A premiere não perde tempo e já mostra Julie indo embora para a faculdade, Landry tendo sua última noite em Dylon e o treinador Taylor vencendo o primeiro jogo do ano.
Não há o que falar de “Friday”, a série é impecável. É exatamente o que se propõe a ser: uma busca por valores e caminhos a serem seguidos. Tem muitos cliches, é verdade, mas tem um elenco forte, uma direção e uma fotografia impecável, e roteiros mundamos. Se considerarmos FNL uma série teen, é a melhor da década.
Nenhum sinal ou indício de Matt Saracen, Smash Williams, Lyla Garrity ou Jason Street. Seria emocionante se a série trouxesse os atores de volta no fim da temporada.
E, por favor, alguém dá um Emmy para Kyle Chandler, o Eric Taylor. O cara merece desde a primeira temporada.
Nikita
Resolvi dar uma chance para esse “draminha” da CW pra ver qual é. Realmente é exatamente o que parece: um reboot de “Alias”. A personagem forte feminina, a descoberta da agência governamental malvada, o desejo de vingança, as conspirações, a espionagem.
A diferença é que “Alias” tinha estilo, tinha uma edição absurda e bons atores. Maggie Q, apesar do sobrenome cafona, até segura as pontas como a personagem-título, mas o elenco secundário é muito fraco, apesar de rostos conhecidos como Xander Berkeley (o George Mason de “24 Horas”) e Melinda Charke (a mãe da Marissa em “The O.C.”).
Independente disso, o roteiro é divertido. “Nikita” pode ser uma boa opção para os que sentem falta de algo um pouco mais sério sobre espionagem. “Burn Notice” é maravilhosa, mas tem aquela pegada soft, light, quase cômica.
E ‘Dexter’, hein?
A quarta temporada até que foi ok. Já valeria só pelo “Hello, Dexter Morgan” do Arthur “Trinity” Mitchell.
Mas to tendo muita dificuldade em engolir essa quinta temporada. Alguém ainda aguenta o fantasma do pai do Dexter? Ele morto consegue ser mais chato que a Rita viva – o que é bem difícil. Mas pensando pelo lado positivo, ela poderia ter virado fantasma também.
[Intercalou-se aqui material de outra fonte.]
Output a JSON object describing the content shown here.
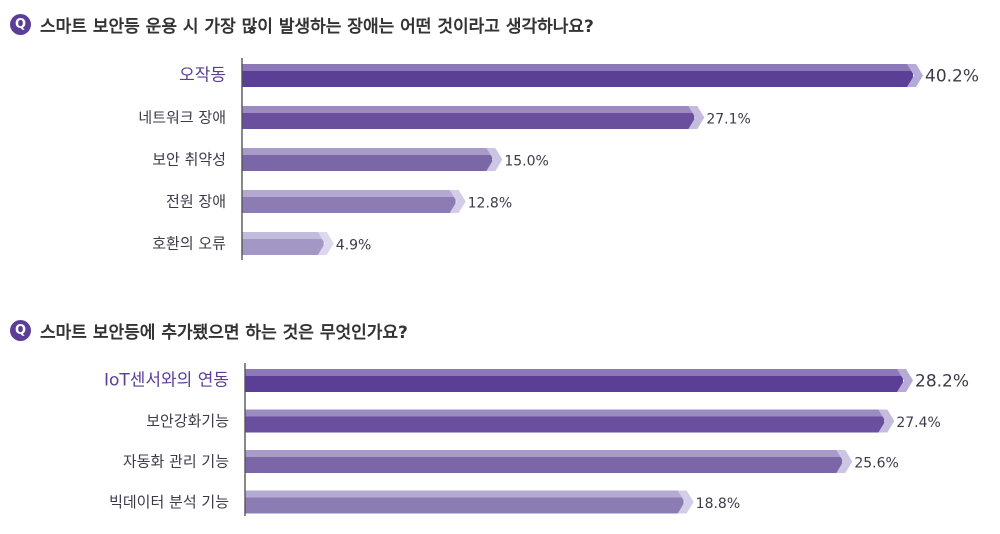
{
  "questions": [
    {
      "badge": "Q",
      "text": "스마트 보안등 운용 시 가장 많이 발생하는 장애는 어떤 것이라고 생각하나요?"
    },
    {
      "badge": "Q",
      "text": "스마트 보안등에 추가됐으면 하는 것은 무엇인가요?"
    }
  ],
  "colors": {
    "badge": "#5b3f96",
    "highlight_label": "#5b3f96",
    "bars": [
      "#5b3f96",
      "#6a4f9f",
      "#7b67a8",
      "#8d7cb4",
      "#a398c5"
    ],
    "bar_caps": [
      "#b6aad6",
      "#c4bbdf",
      "#cdc5e4",
      "#d4cde9",
      "#ddd8ee"
    ]
  },
  "chart_data": [
    {
      "type": "bar",
      "orientation": "horizontal",
      "categories": [
        "오작동",
        "네트워크 장애",
        "보안 취약성",
        "전원 장애",
        "호환의 오류"
      ],
      "values": [
        40.2,
        27.1,
        15.0,
        12.8,
        4.9
      ],
      "value_labels": [
        "40.2%",
        "27.1%",
        "15.0%",
        "12.8%",
        "4.9%"
      ],
      "highlight_index": 0,
      "xlim": [
        0,
        40.2
      ]
    },
    {
      "type": "bar",
      "orientation": "horizontal",
      "categories": [
        "IoT센서와의 연동",
        "보안강화기능",
        "자동화 관리 기능",
        "빅데이터 분석 기능"
      ],
      "values": [
        28.2,
        27.4,
        25.6,
        18.8
      ],
      "value_labels": [
        "28.2%",
        "27.4%",
        "25.6%",
        "18.8%"
      ],
      "highlight_index": 0,
      "xlim": [
        0,
        28.2
      ]
    }
  ]
}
O lance do Quinn sacando o Dexter também beira o insuportável: o Quinn sabe que o Dexter é o Kyle Butler, o Quinn viu o Dexter chegando em casa de luvas no último episódio, o Quinn, por ser um fora da lei, reconhece o Dexter como seu semelhante. Quanto mais de chove não molha vamos aguentar? E falando bem sério…. Angel e Laguerta poderiam sumir pra ilha de “Lost”. Casal insuportável, brega, cafona, sem sal, sem química, sem diálogo, sem nada.
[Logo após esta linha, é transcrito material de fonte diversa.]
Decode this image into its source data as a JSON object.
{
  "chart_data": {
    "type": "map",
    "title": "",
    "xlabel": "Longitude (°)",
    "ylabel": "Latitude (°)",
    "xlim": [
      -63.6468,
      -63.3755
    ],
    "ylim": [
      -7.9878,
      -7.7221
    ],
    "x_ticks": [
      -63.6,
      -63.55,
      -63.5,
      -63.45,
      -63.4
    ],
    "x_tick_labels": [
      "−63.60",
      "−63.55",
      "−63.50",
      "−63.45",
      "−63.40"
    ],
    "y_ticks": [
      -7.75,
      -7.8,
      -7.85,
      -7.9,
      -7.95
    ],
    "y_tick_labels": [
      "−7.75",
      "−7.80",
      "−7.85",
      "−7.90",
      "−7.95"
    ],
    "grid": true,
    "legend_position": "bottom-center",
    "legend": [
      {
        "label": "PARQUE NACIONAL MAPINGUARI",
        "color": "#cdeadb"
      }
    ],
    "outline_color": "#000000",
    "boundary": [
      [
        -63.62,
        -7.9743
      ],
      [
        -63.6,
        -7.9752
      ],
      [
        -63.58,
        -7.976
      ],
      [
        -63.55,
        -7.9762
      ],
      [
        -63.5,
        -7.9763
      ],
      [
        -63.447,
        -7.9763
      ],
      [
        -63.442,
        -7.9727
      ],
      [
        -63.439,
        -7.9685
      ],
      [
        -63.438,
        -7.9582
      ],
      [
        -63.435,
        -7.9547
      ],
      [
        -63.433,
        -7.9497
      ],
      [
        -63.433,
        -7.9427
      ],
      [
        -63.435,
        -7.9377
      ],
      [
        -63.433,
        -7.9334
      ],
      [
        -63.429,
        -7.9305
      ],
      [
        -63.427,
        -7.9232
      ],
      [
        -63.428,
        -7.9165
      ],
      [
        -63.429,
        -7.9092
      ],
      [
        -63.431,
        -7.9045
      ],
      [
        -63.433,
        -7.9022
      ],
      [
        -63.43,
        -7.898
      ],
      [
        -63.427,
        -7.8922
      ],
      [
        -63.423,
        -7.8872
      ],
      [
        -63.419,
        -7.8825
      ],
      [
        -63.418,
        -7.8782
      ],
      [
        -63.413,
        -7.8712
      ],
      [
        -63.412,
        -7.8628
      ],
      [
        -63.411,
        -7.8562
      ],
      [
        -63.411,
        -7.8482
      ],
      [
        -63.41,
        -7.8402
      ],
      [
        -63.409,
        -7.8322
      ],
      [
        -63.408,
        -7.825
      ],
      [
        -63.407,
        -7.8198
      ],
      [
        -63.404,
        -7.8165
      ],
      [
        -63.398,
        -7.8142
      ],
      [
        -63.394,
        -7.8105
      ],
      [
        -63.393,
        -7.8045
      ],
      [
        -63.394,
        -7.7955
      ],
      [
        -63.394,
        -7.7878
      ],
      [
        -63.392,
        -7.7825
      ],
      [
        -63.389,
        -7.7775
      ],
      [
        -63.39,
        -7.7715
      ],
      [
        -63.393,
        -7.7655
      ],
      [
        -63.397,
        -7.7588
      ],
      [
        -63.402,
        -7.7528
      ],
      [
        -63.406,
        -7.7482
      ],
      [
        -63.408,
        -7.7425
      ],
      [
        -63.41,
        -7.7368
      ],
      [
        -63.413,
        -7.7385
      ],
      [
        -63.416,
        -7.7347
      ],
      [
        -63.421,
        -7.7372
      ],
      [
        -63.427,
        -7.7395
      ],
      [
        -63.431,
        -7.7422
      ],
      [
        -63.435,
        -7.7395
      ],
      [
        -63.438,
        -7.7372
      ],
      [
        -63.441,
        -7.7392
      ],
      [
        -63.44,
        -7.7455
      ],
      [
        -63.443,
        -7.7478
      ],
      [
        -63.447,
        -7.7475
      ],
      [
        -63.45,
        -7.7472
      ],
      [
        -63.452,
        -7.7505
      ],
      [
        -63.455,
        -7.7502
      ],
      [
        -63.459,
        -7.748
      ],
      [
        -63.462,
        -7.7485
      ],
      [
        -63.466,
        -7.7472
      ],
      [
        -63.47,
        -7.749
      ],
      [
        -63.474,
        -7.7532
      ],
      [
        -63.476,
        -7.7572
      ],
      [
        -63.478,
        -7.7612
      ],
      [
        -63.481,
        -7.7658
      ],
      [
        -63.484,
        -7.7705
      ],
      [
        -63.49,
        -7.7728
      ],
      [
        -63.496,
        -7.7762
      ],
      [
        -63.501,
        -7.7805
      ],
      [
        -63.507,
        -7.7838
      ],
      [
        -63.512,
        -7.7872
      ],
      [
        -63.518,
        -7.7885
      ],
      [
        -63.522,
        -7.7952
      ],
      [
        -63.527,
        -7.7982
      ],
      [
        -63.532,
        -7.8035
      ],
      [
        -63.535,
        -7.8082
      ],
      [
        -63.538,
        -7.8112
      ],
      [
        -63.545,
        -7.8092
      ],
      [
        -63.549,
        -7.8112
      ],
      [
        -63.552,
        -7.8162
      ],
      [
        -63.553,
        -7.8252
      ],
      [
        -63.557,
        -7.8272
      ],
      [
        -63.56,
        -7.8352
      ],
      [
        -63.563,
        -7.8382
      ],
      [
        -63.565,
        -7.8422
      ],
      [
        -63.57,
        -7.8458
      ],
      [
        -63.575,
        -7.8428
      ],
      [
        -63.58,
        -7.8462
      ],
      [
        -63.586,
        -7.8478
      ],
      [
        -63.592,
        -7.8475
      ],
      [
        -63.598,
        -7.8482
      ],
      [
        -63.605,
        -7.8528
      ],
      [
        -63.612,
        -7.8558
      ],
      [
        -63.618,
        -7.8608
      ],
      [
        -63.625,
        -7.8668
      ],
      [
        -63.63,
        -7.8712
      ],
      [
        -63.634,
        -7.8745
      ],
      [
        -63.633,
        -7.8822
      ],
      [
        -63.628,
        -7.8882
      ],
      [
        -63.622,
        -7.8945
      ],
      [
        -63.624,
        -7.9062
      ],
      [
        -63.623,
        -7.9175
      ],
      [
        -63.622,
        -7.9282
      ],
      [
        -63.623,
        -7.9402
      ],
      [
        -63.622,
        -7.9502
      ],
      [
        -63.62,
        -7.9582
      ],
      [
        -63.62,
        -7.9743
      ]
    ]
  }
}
Não me levem a mal, sempre fui fã de “Dexter”, sinto saudades do Ice Truck Killer e de alguns outros elementos da série, mas já passou do tempo de “Dexter” dar uma sacudida nas coisas, mudar alguns personagens, buscar novas dinâmicas. Alguém já riu com o Masuka? Pois é. Até a personagem da Julia Stiles é fraca… e chata!
Sou só eu que morro de vontade que a Debra descubra sobre o Dexter? Uma solução incrível seria os produtores decidirem quando seria a última temporada, deixarem a real identidade do Dexter cair e fazer um Tom & Jerry com ele e a Debra.
Muda, “Dexter”! Sorry, Dex!
‘Dexter’ volta com audiência histórica
Mais um ano e mais um recorde de audiência.
Como de praxe, “Dexter” voltou com audiência histórica: a season premiere do quinto ano foi vista por 1.8 milhão de telespectadores – um aumento de 16% em relação a temporada passada.
Se somarmos a isso o número obtido pela reprise, a audiência sobe para 2.3 milhões de telespectadores.
A premiere foi a hora mais assistida da Showtime no ano.